To ensure their privacy, the girls' names were changed in the article. The school principal felt that the subjects of these two articles were inappropriate.
He concluded that journalistic fairness required that the father in the divorce article be informed of the story and be given an opportunity to comment. He also stated his concerns that simply changing the names of the girls in the teenage pregnancy article may not be sufficient to protect their anonymity and that this topic may not be suitable for the younger students.

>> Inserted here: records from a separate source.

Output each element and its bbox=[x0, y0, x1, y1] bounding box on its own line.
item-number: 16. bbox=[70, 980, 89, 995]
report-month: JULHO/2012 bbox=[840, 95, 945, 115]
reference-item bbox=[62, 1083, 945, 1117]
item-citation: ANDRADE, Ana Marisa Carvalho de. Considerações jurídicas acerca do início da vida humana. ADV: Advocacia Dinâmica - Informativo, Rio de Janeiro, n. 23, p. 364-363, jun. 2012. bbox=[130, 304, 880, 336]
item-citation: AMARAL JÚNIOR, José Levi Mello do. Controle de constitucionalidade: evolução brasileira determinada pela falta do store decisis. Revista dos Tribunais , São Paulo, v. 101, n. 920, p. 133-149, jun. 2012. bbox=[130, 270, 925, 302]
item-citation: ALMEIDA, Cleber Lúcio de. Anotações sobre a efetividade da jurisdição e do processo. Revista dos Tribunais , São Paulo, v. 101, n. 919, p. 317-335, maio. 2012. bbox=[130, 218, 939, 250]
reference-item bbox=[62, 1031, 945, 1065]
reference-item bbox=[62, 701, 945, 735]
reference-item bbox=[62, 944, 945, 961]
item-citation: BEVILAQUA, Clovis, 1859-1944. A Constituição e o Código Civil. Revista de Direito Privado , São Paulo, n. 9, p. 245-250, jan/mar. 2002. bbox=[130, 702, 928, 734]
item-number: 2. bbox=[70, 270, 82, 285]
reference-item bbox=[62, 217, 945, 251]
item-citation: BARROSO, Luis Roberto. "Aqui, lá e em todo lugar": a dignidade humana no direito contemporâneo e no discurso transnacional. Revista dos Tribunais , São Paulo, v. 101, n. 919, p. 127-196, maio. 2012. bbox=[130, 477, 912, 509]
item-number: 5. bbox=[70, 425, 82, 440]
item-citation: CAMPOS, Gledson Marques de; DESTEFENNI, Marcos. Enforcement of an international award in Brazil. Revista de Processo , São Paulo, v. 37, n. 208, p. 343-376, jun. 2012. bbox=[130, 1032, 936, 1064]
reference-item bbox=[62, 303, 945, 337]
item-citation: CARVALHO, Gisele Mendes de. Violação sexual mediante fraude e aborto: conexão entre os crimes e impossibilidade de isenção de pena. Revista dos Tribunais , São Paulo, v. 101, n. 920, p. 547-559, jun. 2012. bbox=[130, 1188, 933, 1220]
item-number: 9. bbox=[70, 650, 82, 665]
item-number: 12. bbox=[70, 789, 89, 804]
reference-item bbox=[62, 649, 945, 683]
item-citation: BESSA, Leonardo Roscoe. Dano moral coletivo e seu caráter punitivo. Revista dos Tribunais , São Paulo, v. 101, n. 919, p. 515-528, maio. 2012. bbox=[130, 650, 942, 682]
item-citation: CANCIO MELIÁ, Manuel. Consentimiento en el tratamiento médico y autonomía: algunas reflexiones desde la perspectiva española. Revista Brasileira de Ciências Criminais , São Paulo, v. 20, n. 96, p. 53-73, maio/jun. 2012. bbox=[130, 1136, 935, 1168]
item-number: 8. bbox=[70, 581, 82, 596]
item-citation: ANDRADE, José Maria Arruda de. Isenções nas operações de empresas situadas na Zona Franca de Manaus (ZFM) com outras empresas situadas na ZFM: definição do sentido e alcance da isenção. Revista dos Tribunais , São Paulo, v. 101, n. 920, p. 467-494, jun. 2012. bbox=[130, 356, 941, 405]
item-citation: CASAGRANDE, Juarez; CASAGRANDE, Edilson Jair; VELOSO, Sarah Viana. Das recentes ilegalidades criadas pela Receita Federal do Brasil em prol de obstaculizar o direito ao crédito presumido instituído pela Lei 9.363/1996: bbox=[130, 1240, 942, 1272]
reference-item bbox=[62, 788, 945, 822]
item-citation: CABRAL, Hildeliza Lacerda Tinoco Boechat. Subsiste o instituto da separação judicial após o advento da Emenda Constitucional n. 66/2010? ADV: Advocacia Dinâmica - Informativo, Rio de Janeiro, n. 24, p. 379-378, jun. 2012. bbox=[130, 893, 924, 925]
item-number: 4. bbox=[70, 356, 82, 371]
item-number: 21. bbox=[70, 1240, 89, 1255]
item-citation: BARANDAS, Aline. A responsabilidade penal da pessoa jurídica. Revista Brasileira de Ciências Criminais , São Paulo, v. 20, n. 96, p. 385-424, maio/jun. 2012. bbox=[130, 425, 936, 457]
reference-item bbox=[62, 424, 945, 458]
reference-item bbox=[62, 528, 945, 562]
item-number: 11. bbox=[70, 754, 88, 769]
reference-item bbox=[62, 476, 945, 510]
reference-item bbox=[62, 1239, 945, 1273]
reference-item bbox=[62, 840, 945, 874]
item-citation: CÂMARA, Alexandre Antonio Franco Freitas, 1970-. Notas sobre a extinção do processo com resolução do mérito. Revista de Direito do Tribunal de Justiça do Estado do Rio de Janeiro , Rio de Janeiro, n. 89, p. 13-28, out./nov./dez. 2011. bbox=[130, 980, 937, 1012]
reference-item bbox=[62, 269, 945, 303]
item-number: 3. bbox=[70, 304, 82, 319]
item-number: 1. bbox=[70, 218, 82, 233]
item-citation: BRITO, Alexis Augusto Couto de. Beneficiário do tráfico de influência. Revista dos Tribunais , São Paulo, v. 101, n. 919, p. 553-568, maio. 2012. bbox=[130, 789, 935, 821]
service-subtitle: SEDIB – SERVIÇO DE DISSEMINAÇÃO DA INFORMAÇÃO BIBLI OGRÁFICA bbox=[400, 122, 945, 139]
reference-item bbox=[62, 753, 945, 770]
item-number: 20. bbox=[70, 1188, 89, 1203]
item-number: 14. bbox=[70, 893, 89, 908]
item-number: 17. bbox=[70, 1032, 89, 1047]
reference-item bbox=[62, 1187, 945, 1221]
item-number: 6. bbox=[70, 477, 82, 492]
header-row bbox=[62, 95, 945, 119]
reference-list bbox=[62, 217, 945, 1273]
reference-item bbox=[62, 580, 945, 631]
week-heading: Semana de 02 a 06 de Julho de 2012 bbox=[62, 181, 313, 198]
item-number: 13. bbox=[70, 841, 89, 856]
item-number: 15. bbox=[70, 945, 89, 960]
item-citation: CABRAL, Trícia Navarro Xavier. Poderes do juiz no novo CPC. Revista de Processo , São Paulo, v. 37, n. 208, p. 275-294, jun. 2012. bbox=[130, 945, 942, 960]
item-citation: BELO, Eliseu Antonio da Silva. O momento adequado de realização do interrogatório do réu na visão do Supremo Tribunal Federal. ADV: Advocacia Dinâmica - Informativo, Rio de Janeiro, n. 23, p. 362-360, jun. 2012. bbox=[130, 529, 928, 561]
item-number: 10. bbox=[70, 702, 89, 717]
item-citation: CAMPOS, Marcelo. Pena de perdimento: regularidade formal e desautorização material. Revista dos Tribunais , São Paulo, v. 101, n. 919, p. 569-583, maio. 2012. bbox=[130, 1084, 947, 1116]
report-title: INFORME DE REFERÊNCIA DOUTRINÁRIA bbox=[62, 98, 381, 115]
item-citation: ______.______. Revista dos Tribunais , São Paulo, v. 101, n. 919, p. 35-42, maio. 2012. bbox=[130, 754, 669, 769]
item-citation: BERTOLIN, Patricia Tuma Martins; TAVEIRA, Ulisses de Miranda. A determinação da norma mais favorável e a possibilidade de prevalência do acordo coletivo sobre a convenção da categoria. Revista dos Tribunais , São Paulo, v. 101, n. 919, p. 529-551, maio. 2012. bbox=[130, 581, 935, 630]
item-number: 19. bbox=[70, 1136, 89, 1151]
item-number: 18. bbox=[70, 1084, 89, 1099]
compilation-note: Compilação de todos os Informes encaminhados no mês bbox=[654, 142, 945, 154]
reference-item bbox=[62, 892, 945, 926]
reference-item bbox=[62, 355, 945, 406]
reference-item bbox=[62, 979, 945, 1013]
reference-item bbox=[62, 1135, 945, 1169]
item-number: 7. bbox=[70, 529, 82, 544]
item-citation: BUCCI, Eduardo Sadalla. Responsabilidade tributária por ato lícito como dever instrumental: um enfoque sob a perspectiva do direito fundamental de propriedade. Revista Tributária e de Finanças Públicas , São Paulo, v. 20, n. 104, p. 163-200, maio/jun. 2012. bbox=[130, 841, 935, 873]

As a result, he prohibited these articles from being published in the paper.The Student Press Law Center reports that the Allamakee (Iowa) Community School District on Monday filed a "petition for further review" to the Iowa Supreme Court, asking the state’s highest court to weigh in on the Iowa Student Free Expression Law (ISFEL).
This petition follows a November. In Hazelwood, the Court began its analysis by examining whether the student newspaper at issue was a limited public forum. Hazelwood, U.S.
at , urbanagricultureinitiative.com This is the proper threshold question because speech in a limited public forum is less susceptible to regulation by the state.
3 As the Court concluded in Hazelwood. The Hazelwood decision had an effect on high schools across the nation and the examples of how school administrators have applied the ruling are chilling.
In Manchester, New Hampshire, a principal shut down the student newspaper after an editorial criticized a teacher for withholding the vote totals in . THEREFORE BE IT RESOLVED that the Society of Professional Journalists, meeting in convention in Anaheim, California on September 9, , commends the work of the SPLC and its former executive director Frank LoMonte for their untiring efforts to undo the ill effects of the Hazelwood decision of the U.S.
Supreme Court. There can be no doubt, in light of the Teamsters case, that the District Court's comparison of Hazelwood's teacher work force to its student population fundamentally misconceived the role of statistics in employment discrimination cases. In January , the United States Supreme Court handed down its opinion in the case Hazelwood School District urbanagricultureinitiative.com Court upheld the decision of public high school administrators at Hazelwood East High School in suburban St.
Louis, Mo., to censor stories concerning teen pregnancy and the effects of divorce on children from a school-sponsored student newspaper.